Droste S, Hendricks S K, Von Alfrey H, Mack L A
Department of Obstetrics and Gynecology, University of Wisconsin, Madison.
J Perinat Med. 1991;19(6):449-54. doi: 10.1515/jpme.1991.19.6.449.
Prenatally diagnosed cystic hygroma colli is associated with Turner syndrome, but has been reported with a variety of other conditions. The association with abnormal karyotypes frequently results in a decision to terminate the pregnancy. Information on the natural history of this malformation is thus limited. We reviewed 34 cases of cystic hygroma colli which were diagnosed by ultrasound at a mean gestational age of 17.3 +/- 3.4 weeks. Pregnancy outcome was known for 31 of these cases. The distribution of fetal karyotypes, available for 23 fetuses, was similar to that reported in other series. Only two fetuses, both with an abnormal karyotype, were liveborn at term. Fourteen pregnancies were electively terminated while the remaining 15 cases resulted in spontaneous pregnancy loss. Twenty-six fetuses underwent necropsy which generally confirmed the prenatal ultrasound findings. However, in 9 cases associated anomalies had been missed by the sonogram. Only one fetus with associated anomalies survived to term. Hydrops was common and occurred in most of the spontaneous losses. This series suggests that the prenatal finding of cystic hygroma colli portends an extremely poor prognosis regardless of the karyotype or the presence or nature of associated anomalies. We confirm that karyotypes other than monosomy X are common and that perinatal survival is highly unlikely, especially in the presence of hydrops fetalis.

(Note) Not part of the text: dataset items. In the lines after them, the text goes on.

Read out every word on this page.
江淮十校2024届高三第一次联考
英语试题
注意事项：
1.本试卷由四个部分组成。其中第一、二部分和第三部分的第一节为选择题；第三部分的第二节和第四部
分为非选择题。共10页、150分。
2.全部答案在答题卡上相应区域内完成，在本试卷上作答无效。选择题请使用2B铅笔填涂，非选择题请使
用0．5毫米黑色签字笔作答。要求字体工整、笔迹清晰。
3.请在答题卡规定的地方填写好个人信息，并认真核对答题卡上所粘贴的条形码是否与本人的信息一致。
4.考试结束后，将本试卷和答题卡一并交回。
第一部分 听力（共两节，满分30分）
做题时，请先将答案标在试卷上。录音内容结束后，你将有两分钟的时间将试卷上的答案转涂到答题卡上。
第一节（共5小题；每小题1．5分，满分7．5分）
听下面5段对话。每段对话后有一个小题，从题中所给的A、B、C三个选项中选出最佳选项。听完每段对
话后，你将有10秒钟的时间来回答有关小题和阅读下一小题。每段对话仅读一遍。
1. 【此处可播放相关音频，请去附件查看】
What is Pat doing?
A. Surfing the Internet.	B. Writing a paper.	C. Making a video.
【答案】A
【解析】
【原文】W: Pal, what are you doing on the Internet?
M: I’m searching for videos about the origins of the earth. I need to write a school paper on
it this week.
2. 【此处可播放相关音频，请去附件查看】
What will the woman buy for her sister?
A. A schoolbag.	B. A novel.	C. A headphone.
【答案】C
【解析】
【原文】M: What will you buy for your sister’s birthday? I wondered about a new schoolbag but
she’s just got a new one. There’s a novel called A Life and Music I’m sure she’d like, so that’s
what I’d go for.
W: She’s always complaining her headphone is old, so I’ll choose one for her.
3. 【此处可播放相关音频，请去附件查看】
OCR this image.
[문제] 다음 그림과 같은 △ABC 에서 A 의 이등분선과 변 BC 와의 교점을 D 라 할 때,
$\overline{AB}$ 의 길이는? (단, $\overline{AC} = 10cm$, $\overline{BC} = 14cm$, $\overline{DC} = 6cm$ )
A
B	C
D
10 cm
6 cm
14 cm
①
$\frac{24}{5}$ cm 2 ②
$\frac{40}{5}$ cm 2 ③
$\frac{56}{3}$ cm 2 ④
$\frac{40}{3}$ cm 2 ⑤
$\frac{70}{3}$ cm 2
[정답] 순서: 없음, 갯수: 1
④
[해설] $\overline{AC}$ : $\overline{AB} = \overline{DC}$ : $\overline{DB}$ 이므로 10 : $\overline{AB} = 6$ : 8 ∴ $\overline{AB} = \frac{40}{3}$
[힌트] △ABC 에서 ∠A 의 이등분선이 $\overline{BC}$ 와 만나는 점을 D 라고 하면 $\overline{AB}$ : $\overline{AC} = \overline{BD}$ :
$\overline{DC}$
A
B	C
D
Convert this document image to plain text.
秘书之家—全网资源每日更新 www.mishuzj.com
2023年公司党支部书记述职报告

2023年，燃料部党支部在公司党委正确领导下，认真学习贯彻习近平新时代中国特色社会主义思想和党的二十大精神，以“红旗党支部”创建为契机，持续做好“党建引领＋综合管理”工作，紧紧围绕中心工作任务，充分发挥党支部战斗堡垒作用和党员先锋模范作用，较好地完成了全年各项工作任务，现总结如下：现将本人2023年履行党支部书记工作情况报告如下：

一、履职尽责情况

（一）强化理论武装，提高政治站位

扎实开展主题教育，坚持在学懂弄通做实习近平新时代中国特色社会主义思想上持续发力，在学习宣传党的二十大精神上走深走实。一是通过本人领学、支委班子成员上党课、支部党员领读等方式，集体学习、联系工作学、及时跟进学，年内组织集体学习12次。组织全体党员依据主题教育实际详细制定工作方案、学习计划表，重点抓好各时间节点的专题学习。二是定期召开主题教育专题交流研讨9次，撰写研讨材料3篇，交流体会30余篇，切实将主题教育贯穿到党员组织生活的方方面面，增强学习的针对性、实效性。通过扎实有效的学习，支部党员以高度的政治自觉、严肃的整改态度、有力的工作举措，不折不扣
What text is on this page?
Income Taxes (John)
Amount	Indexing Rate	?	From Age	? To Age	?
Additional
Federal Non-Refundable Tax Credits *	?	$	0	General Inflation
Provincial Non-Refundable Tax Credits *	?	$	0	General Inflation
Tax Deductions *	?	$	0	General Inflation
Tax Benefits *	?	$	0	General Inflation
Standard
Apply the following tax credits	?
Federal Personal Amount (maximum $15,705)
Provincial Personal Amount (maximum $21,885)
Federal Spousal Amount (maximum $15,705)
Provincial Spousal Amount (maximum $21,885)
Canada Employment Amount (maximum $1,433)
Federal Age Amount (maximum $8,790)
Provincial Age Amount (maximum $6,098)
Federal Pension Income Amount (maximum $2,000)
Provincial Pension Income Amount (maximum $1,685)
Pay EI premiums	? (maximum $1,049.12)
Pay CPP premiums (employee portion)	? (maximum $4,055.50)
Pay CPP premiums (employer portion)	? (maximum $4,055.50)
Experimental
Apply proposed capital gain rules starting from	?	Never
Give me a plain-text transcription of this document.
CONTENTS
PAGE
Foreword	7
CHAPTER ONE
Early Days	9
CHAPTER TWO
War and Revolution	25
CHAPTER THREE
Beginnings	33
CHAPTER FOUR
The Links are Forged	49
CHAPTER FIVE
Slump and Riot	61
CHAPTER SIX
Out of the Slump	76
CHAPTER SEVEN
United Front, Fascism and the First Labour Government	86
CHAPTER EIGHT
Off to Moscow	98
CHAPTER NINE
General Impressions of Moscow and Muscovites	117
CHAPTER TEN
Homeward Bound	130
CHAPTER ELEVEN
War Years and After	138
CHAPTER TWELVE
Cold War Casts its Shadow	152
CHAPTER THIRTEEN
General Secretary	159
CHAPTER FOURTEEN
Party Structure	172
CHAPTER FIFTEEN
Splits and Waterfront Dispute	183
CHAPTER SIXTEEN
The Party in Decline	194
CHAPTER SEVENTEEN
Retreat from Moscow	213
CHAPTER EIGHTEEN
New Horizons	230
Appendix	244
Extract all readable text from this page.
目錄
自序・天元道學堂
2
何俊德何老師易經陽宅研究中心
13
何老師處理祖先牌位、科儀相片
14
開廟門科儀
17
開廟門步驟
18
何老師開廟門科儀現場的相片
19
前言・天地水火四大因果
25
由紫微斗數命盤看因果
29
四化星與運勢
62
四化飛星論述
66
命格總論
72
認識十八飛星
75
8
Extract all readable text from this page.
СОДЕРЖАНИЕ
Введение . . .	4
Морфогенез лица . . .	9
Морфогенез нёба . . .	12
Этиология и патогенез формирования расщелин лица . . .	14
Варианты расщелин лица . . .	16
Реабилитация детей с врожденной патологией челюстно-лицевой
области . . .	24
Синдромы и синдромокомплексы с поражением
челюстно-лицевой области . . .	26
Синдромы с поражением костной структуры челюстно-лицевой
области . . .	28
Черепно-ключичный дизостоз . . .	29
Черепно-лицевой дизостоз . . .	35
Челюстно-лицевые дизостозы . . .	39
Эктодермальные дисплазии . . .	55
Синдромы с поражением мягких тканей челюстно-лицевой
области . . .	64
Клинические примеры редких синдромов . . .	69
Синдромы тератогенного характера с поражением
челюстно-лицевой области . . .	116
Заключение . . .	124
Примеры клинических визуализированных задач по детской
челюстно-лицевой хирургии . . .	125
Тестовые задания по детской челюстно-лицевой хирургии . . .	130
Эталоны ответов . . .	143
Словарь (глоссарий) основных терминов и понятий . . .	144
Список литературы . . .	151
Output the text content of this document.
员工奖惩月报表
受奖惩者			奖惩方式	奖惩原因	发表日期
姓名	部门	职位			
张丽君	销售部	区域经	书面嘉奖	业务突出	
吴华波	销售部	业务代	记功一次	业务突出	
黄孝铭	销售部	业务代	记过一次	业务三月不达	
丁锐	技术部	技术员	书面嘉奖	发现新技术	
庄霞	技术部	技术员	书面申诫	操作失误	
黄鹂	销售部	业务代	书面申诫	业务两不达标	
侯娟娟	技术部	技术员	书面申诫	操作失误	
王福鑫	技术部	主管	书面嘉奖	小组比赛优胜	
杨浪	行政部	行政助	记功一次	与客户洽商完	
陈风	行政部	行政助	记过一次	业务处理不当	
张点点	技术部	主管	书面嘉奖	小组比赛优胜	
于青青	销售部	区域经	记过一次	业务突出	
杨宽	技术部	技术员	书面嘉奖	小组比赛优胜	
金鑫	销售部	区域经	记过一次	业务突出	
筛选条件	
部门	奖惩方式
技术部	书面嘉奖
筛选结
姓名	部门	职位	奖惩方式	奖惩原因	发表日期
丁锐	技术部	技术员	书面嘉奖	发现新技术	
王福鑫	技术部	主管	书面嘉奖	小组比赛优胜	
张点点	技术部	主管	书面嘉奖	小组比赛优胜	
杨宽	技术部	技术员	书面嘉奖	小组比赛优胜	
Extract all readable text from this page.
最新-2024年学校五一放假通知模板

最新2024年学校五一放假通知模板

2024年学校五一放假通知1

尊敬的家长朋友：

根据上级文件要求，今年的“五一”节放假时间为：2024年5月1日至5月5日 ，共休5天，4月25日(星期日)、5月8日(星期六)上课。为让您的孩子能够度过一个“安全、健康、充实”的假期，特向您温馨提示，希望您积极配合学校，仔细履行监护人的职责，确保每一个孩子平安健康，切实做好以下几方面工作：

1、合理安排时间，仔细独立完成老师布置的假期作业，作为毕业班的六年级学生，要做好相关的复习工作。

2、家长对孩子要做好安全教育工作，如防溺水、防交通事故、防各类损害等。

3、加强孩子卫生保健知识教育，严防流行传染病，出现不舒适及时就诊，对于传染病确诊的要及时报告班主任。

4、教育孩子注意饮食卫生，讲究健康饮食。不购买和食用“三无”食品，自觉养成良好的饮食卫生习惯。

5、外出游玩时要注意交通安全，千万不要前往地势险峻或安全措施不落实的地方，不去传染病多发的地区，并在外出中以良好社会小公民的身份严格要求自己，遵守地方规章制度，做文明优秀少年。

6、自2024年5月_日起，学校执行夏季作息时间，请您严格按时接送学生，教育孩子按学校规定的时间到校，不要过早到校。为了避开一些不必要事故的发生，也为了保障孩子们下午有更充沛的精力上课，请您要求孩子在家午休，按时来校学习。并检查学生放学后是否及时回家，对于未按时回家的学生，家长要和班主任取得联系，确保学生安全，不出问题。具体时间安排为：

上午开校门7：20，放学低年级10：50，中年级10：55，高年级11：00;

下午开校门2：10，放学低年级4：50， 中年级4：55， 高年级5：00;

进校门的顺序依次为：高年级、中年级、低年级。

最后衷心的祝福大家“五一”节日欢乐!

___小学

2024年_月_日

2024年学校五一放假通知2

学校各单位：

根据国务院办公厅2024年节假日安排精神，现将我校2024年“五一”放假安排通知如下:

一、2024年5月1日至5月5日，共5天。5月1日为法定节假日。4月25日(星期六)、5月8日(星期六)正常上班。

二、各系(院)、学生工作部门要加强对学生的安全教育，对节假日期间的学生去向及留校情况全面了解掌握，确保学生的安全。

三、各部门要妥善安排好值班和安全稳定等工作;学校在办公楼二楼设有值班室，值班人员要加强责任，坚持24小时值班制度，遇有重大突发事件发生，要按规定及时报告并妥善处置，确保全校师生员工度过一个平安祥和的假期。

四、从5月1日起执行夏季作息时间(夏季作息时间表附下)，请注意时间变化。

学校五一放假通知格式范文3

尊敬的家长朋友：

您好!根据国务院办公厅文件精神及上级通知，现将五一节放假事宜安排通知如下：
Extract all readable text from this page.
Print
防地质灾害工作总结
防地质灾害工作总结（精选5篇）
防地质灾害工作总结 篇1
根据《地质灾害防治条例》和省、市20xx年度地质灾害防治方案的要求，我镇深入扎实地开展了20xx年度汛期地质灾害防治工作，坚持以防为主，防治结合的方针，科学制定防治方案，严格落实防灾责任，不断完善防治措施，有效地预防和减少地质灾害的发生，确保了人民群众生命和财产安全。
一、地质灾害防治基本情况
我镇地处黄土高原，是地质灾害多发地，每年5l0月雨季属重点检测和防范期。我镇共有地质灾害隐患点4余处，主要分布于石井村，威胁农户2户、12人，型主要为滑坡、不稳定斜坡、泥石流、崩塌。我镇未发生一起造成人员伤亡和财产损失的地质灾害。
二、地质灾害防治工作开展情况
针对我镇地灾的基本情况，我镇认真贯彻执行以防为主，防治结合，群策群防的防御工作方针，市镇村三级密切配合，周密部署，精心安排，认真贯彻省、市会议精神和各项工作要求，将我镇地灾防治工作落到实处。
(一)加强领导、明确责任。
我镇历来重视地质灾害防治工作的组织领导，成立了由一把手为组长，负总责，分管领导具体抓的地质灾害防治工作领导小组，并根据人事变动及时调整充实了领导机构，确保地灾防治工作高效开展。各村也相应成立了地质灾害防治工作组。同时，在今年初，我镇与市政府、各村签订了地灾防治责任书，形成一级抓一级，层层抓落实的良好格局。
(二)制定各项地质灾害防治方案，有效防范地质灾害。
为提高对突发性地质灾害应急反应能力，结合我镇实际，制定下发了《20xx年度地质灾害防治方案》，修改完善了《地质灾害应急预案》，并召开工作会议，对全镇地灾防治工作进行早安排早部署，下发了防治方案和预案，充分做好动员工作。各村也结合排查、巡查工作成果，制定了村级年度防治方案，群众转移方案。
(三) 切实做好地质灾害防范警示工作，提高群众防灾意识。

产前诊断的颈部水囊瘤与特纳综合征相关,但也有报道称其与多种其他病症有关。与异常核型的关联常常导致决定终止妊娠。因此,关于这种畸形自然病史的信息有限。我们回顾了34例颈部水囊瘤病例,这些病例通过超声诊断,平均孕周为17.3±3.4周。其中31例病例的妊娠结局已知。23例胎儿的核型分布与其他系列报道相似。只有2例核型异常的胎儿足月存活。14例妊娠被选择性终止,其余15例导致自然流产。26例胎儿进行了尸检,大体上证实了产前超声检查结果。然而,有9例相关畸形被超声检查遗漏。只有1例伴有相关畸形的胎儿足月存活。水肿很常见,大多数自然流产病例都出现了水肿。该系列研究表明,无论核型如何,也无论是否存在相关畸形及其性质如何,产前发现颈部水囊瘤预示着预后极差。我们证实,除X单体型外的其他核型很常见,围产期存活的可能性极小,尤其是在存在胎儿水肿的情况下。